Aside from the obvious actor overlap -- Steve Buscemi in a masterful, stereotype-shattering lead, Kelly McDonald (No Country for Old Men), and other character-actor guests like the masterful Michael Stuhlbarg and Stephen Root -- Boardwalk consistently appropriates favorite Coen motifs and details.   It has some of the Coen's love affair with small town poverty, tinny music, twangy ambiance.  It's got lots of period costumes lit by warm filters and overlaid by an O Brother/No Country dinginess like the whole world is covered in industrial smoke or Model-T dust.  Boardwalk employs some extreme accents and caricatures (Mickey Doyle, anyone?) with the respectful sort of mockery the Coens perfected, at once sympathetic and self-parodying.

But the real Coen crossover is the violence.  Boardwalk, like so much of the Coen's work, is driven by grisly, creative, unglamorous violence -- that pure, bloody, thud-y violence that you can hear as much as you can see (clunks, cracks, breaks, drips -- so much more than just gunshots).  It's hands-on violence, dirty and painful and mean, and when it's done, there are no clean shirts, no salvageable pieces.  But the hands-on-ness of it also means its delicately choreographed: balletic, poignant, poetic in its gristle; it's the sickening air-rush sound of murder by cattle gun; a spear driven right through your one eye; the sawing off of a little green toe.

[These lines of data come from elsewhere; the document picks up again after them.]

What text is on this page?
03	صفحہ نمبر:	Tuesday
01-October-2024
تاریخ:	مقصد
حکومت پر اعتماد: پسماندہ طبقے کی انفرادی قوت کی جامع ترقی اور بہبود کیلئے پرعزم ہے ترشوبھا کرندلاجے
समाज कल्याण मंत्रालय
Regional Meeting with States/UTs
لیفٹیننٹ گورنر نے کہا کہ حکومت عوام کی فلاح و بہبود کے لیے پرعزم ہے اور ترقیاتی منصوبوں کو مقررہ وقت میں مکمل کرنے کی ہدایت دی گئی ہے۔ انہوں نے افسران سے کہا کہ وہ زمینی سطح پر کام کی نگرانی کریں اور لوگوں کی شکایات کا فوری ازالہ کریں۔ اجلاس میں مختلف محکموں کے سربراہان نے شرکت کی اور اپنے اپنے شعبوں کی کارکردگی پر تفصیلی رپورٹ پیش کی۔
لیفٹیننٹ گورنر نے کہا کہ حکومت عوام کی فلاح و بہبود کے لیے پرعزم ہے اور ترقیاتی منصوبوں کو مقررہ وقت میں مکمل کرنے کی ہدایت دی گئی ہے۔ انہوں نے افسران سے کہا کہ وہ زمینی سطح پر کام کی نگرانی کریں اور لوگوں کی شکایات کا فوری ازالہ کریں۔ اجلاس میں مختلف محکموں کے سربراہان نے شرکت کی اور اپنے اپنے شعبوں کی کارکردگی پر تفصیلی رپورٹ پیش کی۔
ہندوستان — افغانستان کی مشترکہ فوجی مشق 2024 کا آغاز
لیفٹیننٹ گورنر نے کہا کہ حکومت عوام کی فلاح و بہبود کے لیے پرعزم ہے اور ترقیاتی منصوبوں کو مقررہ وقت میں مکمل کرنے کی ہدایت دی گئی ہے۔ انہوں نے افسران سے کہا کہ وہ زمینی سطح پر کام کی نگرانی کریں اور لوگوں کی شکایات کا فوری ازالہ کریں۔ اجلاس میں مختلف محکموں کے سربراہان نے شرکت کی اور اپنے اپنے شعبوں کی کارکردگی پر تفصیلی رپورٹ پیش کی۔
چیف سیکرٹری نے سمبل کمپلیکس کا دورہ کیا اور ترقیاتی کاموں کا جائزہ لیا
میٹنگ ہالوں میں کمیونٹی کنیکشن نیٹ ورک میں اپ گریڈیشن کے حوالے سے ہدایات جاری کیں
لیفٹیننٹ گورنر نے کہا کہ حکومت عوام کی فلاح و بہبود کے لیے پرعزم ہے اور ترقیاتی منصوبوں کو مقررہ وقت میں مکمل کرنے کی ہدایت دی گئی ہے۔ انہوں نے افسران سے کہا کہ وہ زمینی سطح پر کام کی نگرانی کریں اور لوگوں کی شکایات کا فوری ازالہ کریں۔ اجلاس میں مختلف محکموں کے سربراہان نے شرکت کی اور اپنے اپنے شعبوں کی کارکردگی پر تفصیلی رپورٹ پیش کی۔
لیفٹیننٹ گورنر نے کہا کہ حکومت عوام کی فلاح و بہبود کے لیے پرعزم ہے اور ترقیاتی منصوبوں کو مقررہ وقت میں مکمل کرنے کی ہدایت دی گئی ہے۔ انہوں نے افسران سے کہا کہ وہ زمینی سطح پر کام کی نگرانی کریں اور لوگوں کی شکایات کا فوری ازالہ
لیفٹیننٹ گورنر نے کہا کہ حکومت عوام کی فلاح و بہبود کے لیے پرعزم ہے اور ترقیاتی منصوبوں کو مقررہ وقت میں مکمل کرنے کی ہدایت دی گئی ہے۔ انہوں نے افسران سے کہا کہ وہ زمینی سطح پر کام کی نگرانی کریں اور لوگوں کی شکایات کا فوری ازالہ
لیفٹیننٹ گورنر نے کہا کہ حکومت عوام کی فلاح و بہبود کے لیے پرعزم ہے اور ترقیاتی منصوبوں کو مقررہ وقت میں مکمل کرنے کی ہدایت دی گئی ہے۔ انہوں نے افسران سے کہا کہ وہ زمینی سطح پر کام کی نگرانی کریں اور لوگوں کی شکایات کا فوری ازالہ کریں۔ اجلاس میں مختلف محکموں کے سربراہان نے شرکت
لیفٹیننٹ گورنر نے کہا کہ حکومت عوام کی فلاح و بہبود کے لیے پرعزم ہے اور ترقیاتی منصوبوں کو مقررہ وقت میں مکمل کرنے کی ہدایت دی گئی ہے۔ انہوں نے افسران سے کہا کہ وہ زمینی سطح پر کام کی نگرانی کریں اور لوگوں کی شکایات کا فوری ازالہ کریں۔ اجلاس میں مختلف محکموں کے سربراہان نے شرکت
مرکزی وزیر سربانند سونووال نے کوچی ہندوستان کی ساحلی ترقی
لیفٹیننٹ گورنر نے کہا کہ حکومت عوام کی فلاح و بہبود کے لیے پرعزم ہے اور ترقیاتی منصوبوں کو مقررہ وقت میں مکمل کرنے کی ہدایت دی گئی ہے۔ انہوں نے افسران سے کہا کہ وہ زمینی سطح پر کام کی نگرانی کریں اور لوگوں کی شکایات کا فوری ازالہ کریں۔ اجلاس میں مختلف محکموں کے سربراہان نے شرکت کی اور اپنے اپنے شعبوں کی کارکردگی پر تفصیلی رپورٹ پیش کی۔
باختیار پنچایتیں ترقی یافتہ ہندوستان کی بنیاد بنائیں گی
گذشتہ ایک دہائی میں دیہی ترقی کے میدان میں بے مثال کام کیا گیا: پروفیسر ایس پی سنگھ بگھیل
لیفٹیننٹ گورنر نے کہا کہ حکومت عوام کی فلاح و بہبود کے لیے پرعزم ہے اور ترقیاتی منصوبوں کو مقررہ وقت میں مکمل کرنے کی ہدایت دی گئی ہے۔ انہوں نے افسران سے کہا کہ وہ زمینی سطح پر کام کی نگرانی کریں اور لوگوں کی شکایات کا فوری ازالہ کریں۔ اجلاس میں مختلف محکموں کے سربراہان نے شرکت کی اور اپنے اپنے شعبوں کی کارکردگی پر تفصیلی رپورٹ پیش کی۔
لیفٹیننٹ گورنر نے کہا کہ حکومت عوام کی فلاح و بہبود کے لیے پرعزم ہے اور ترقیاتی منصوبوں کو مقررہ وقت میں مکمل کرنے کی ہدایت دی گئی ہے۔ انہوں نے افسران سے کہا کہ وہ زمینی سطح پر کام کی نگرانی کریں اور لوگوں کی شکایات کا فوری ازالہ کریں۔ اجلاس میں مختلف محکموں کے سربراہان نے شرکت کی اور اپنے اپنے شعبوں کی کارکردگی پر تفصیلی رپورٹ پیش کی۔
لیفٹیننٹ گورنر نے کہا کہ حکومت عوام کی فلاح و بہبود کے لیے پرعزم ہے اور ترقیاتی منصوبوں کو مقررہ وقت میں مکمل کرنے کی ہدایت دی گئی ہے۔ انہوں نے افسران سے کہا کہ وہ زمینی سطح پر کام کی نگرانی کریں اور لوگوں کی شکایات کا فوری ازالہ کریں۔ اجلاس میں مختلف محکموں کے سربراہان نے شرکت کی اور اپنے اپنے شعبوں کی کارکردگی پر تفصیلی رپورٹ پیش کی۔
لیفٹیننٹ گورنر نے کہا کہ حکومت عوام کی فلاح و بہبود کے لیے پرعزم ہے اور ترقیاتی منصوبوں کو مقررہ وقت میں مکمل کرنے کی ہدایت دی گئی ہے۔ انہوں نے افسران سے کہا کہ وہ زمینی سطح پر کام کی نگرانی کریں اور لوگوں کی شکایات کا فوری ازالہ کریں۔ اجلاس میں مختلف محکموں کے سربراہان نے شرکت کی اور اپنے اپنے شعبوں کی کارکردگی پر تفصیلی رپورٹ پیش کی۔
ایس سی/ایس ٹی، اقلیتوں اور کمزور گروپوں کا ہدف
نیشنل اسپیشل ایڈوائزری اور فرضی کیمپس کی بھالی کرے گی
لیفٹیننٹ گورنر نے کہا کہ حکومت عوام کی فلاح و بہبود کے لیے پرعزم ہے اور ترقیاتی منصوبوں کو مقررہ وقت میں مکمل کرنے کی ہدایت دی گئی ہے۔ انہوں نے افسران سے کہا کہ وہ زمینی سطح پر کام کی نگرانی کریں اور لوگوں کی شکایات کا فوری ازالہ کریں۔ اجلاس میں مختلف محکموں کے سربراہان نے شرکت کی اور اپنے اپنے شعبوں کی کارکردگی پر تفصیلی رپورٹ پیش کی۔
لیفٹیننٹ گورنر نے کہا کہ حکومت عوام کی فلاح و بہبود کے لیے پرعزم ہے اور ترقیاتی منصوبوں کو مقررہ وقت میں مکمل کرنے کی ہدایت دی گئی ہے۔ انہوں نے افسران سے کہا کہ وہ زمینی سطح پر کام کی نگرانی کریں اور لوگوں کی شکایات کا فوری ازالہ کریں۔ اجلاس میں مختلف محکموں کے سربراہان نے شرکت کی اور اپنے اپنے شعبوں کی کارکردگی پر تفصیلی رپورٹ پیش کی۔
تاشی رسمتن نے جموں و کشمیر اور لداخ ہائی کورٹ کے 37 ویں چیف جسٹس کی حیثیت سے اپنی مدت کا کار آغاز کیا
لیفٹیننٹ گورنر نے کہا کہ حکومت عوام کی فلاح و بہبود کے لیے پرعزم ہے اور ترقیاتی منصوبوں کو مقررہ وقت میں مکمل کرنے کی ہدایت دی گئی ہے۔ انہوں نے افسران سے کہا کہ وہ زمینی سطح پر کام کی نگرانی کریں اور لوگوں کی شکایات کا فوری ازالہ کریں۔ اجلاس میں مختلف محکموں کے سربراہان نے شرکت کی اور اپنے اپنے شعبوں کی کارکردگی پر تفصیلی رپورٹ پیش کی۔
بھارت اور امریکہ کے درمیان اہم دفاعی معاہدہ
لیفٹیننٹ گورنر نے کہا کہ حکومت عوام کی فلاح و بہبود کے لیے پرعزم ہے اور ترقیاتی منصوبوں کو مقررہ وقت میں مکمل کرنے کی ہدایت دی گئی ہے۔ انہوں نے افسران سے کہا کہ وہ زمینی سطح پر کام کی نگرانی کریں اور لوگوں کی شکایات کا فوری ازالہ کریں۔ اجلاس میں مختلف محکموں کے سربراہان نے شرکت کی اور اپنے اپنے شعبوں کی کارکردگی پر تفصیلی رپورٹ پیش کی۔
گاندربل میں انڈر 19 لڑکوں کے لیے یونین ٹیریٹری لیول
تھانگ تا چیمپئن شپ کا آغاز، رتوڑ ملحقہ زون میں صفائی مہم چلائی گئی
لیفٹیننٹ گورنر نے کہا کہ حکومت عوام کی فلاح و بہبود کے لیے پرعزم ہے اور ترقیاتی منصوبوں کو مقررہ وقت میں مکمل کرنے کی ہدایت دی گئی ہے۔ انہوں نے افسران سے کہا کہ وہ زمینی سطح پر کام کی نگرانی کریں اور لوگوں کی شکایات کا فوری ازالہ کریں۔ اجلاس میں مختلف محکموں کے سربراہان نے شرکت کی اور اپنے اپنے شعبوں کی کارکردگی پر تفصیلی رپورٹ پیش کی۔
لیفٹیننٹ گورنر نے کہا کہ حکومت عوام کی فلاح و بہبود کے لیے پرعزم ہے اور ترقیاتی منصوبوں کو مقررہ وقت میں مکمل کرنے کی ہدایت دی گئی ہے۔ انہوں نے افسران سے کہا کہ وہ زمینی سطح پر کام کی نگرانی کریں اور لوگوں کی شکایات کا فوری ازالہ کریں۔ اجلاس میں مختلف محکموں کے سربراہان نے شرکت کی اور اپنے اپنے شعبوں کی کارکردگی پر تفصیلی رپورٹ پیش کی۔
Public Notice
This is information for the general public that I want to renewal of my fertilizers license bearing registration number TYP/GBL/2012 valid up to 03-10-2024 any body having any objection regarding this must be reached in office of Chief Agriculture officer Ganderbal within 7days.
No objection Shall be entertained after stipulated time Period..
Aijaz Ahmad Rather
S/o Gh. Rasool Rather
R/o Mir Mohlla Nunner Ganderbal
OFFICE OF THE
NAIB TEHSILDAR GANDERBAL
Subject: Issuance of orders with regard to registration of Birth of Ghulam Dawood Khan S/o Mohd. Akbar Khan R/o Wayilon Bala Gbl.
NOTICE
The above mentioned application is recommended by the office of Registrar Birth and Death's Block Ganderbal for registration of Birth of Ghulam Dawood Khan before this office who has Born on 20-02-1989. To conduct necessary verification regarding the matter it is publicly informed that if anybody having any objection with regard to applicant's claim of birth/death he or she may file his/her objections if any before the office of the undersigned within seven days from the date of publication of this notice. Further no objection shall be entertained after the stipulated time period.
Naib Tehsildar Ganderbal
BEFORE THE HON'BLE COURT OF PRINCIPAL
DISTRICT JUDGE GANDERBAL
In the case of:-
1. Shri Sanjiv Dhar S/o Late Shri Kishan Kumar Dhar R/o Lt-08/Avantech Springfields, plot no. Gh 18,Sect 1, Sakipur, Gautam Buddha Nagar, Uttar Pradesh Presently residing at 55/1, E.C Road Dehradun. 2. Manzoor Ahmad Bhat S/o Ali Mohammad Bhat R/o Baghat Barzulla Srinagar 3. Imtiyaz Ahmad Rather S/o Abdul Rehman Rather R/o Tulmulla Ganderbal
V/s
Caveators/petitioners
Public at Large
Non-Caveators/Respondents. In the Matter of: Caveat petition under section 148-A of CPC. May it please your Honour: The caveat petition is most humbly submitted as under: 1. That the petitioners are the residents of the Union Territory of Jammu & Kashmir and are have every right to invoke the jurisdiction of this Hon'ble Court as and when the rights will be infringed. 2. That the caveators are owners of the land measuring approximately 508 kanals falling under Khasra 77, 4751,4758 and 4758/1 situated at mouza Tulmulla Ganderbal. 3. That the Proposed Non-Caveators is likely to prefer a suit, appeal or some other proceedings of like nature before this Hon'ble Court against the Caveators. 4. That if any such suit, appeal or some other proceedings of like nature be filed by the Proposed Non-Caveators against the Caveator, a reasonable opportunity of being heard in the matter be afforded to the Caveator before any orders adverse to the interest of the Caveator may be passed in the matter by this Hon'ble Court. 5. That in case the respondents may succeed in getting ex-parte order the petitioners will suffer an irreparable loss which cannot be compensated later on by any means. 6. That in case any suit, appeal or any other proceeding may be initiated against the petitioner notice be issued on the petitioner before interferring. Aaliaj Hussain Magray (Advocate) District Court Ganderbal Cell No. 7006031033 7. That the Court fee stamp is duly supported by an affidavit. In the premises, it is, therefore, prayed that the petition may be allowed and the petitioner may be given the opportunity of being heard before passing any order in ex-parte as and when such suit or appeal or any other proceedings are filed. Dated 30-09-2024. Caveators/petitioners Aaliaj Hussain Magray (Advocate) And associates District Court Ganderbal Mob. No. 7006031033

It's also violence that resolves in beautiful, contrasting vignettes -- art pieces painted in crimson.  Murders in jagged, dead woods, a la Miller's Crossing.  Peeling wallpaper in decrepit hotel rooms a la Barton Fink.  The gentle spray of wood-chipper blood onto snow, a la Fargo.

And though it doesn't always have the Coen's rapid, pedantic, magical dialogue -- there are just way too many words in a 12-hour season to polish each phrase the way the Coens do -- it has its moments (like this little gem of dialogue in Season 2, Episode 5 [starts at 26:00] that's got the Coen's classic out-of-place sophisticated diction -- rural rednecks saying "bamboozled" and "pontificating"). 

Pop Quiz: Coen or Boardwalk?
Of course, Boardwalk stands up on its own without any Coen comparisons -- it's truly an heir both to the line of epic HBO television shows and the long, lauded history of the American mob movie.  But the parts of Boardwalk that call the Coens to mind are often its cleverest, most charming, most profound moments.  And for those of us wishing only that there were two more Coens to churn out even more movies, Boardwalk is a prolific and satisfying fix.

And, frankly, Boardwalk has been one of those great, self-propelling shows that has survived some major plot twists that would be series-enders for lesser shows.  The quality of the writing, the character-building, and the supporting cast (who are able to rotate into and out of lead roles as necessary), combined with the shifting ground of the real-life time period means that that show has a lot of rumbling opportunity to change and grow where it needs to.  HBO must feel the same way, because they just renewed it for a fifth season.  So, if you haven't jumped aboard the Boardwalk train, consider this my (and maybe the Coen's?) endorsement.

Jump aboard the actual Boardwalk Empire subway train car.